I’ve also been considering whether I should actually get back to working on functionality (i.e. pretty things) instead of this AWS navel-gazing. But I should not. The bill for October (which I still have not blogged about) was a bit high, and I need to get this project working to cut down the costs. While it’s costing me too much, this project is at risk, so I need to get that stuff sorted.

The good news is that I was plagued by problems like this for about a year while I was trying to get this project off the ground, and with perseverance and experience I managed to figure them out. I feel like I”m making progress, even if it’s just developing a callus where I’m bashing my head on the wall.

November 4, 2018

Sticky Notes!

Cherry Blossoms with To-Do List, a montage by John Farrell

I’m struggling to get back into my motivated groove for Extended Stats since all the holiday stuff. Although my wife is away and hence is unable to distract me, the dog is not and she demands an inordinate amount of attention. I’m also doing a lot of cooking of things that I can’t make for my vegetarian wife. This evening’s nasi goreng was pretty good if I do say so myself. But not much coding got done.

Today’s project was the top-right sticky note, which says “Express & EB”. Express is node.js software for writing a web server, and EB is Elastic Beanstalk, an AWS technology for scaling web servers – essentially you tell it “Here’s my code, put it on a machine. If it gets busy start some more machines running the same code.” I use EB at work, but I’ve never used Express before.

I’ve been getting the feeling that AWS Lambda is a little expensive for some of the things I want to use it for. In particular, the note below “Express & EB” which says “geek buddies”. The plan for that note is that if you’re logged in you’ll be able to tell the site which other users are in your game group / family / other peer group. And the plan for that involves an autocomplete field where you start typing a BGG user’s name, and I give you all the valid completions for what you’re typing.

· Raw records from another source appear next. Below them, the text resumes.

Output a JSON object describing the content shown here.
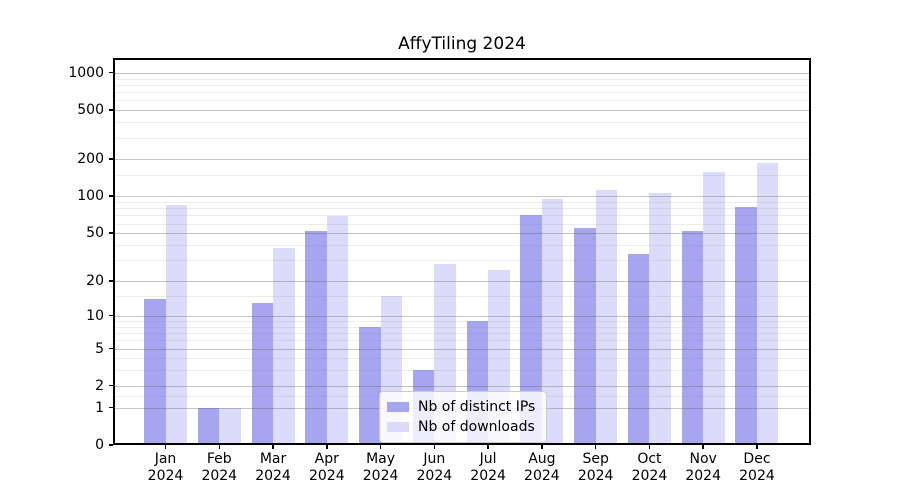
{
  "title": "AffyTiling 2024",
  "chart_data": {
    "type": "bar",
    "title": "AffyTiling 2024",
    "categories": [
      "Jan",
      "Feb",
      "Mar",
      "Apr",
      "May",
      "Jun",
      "Jul",
      "Aug",
      "Sep",
      "Oct",
      "Nov",
      "Dec"
    ],
    "x_sublabel": "2024",
    "series": [
      {
        "name": "Nb of distinct IPs",
        "color": "#a5a5f0",
        "values": [
          14,
          1,
          13,
          52,
          8,
          3,
          9,
          71,
          55,
          34,
          52,
          82
        ]
      },
      {
        "name": "Nb of downloads",
        "color": "#dcdcfa",
        "values": [
          85,
          1,
          38,
          69,
          15,
          28,
          25,
          95,
          113,
          107,
          157,
          188
        ]
      }
    ],
    "yscale": "log1p",
    "yticks": [
      0,
      1,
      2,
      5,
      10,
      20,
      50,
      100,
      200,
      500,
      1000
    ],
    "yminor": [
      1.5,
      3,
      4,
      6,
      7,
      8,
      9,
      15,
      30,
      40,
      60,
      70,
      80,
      90,
      150,
      300,
      400,
      600,
      700,
      800,
      900
    ],
    "ylim": [
      0,
      1300
    ],
    "grid": true,
    "grid_on_top": true,
    "legend_position": "lower center",
    "xlabel": "",
    "ylabel": ""
  },
  "colors": {
    "background": "#ffffff",
    "spine": "#000000",
    "major_grid": "#c6c6ca",
    "minor_grid": "#ececee",
    "bar_ips": "#a5a5f0",
    "bar_downloads": "#dcdcfa",
    "legend_border": "#cccccc"
  }
}
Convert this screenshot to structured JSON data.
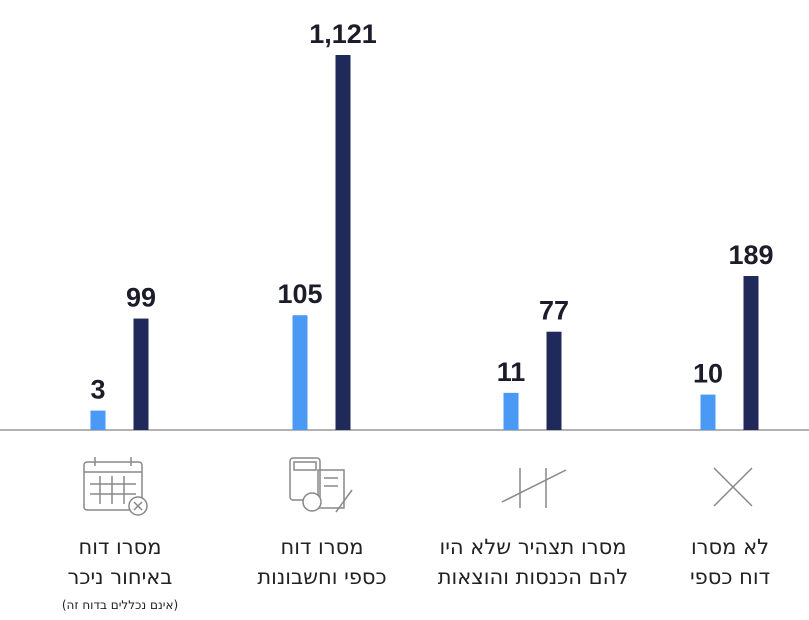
{
  "chart_data": {
    "type": "bar",
    "yscale": "sqrt",
    "categories": [
      "מסרו דוח\nבאיחור ניכר",
      "מסרו דוח\nכספי וחשבונות",
      "מסרו תצהיר שלא היו\nלהם הכנסות והוצאות",
      "לא מסרו\nדוח כספי"
    ],
    "note": "(אינם נכללים בדוח זה)",
    "series": [
      {
        "color": "#4a9af5",
        "values": [
          3,
          105,
          11,
          10
        ]
      },
      {
        "color": "#1f2a5a",
        "values": [
          99,
          1121,
          77,
          189
        ],
        "value_labels": [
          "99",
          "1,121",
          "77",
          "189"
        ]
      }
    ],
    "ylim": [
      0,
      1121
    ]
  }
}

That’s easy enough to code, but it usually involves one HTTP call for each character typed, and as I pay for each HTTP call to a Lambda, I’m not very keen on that. So the plan is to make an Express server which can handle very tiny calls like that for a pretty much flat rate of a couple of bucks a month. That should decrease my Lambda costs (which I should also write a post about).

However, today’s plan to run Express on Elastic Beanstalk foundered at the bit where I tell Elastic Beanstalk about the database. Omigod, AWS security is basically impenetrable twaddle. At least, it is to me. At work we tell the servers about the database a different way which I don’t want to use here, so I would like to configure the database in EB. I ended up with EB and the database both in virtual private clouds, but in different virtual private clouds. Is that good? I don’t know. It was like when you can’t find two socks the same colour. So in the end I got cranky and dumped the EBs and will try to do some reading so I can get half a clue for the next attempt.

In happier news, I did manage to fix a big. BGG started sending my ratings for games people hadn’t rated is “N/A” instead of just completely absent, so I was trying to store “N/A” as a number which broke stuff. Thanks to a new user for pointing out to me that something was broken.

The next bug I found was that if you have many many plays in a month, for example 3750, BGG tells me to stop asking for so many files all the time. As the Lambda wants to get its job done quickly because I’m being billed for the time it runs for, I can’t just sit around and do nothing. So I need to come up with a plan for dealing with many pages of plays over several lambda invocations. Something nice-ish will spring to mind eventually, I suppose. That technique could possibly also be adapted for users with very large (BGG) collections, e.g. 100000 as I have seen. Where’s my thinking cap? I need my thinking cap.